Fuel Adulteration refers to an illegal introduction of any foreign substance into fuel to increase its quantity, leading to non-compliance with standard specifications. Fuel adulteration is dangerous because it damages engines of automobiles and cheats the consumer. Following its mandate to ensure consumer protection, the Government introduced the fuel marking programme which ensures that all fuel meant for local consumption is marked at the border points.

The program also has mobile testing vehicles which is used to do spot samples and testing of fuel quality at all fuel retail stations as well as verifying and calibrating fuel pumps to ensure accuracy of measurements and value for money to the consumers.

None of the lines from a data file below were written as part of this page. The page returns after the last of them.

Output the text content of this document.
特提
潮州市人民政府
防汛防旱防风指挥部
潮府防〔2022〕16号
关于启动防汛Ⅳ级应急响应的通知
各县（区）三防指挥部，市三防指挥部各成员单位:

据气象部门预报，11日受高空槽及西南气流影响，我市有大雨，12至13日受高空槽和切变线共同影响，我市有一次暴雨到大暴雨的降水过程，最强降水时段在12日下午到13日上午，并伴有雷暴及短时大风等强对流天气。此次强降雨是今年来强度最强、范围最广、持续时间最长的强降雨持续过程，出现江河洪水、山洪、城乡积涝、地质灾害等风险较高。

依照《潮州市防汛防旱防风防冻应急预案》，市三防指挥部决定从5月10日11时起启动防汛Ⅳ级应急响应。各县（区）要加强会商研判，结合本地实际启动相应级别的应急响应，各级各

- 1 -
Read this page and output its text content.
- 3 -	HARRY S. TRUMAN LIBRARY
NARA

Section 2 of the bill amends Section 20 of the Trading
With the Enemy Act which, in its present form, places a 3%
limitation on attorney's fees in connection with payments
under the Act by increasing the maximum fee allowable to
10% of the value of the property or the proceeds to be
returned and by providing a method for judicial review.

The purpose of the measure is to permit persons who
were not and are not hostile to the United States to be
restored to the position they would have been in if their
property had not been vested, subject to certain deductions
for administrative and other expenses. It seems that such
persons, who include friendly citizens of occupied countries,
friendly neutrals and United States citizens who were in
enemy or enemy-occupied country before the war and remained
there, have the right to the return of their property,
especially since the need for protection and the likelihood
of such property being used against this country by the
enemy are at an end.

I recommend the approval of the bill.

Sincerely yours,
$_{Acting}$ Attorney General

During the FMP campaign, motorists and the public at large were also urged to stay alert while buying fuel from the different fuel stations to avoid being cheated; ·

  • Ensure that fuel is bought from fuel pumps with UNBS stickers. This is confirmation that the fuel pumps were verified and calibrated by UNBS, thus, accurate measurements. ·
  • When buying fuel at a filling station, ensure that there is a “break” between the preceding delivery and the next one and the pump sales indicators are set back to zero. Keep an eye on sales indicator up to indication of desired volume. ·
  • Two sides of the same fuel pump can indicate different quantity of fuel delivered due to wearing away of the Mechanical indicators’ gears. Pump attendants often take advantage of this when serving unsuspecting/ignorant motorists. Be vigilant. ·
  • There’s a tendency of the fuel station’s management displaying lower prices on billboards to attract clients yet the actual pump prices are higher. The motorist then is often not aware that he gets less of anticipated fuel. Be alert. ·
  •  Mistakes in setting new pump prices. Though not very common, pump technicians may make errors during setting of new pump prices. E.g. a mistake may arise where, say, Shs 200,000= is paid and the pump actually delivers Shs 20,000= worth of fuel, or vice versa. Be vigilant.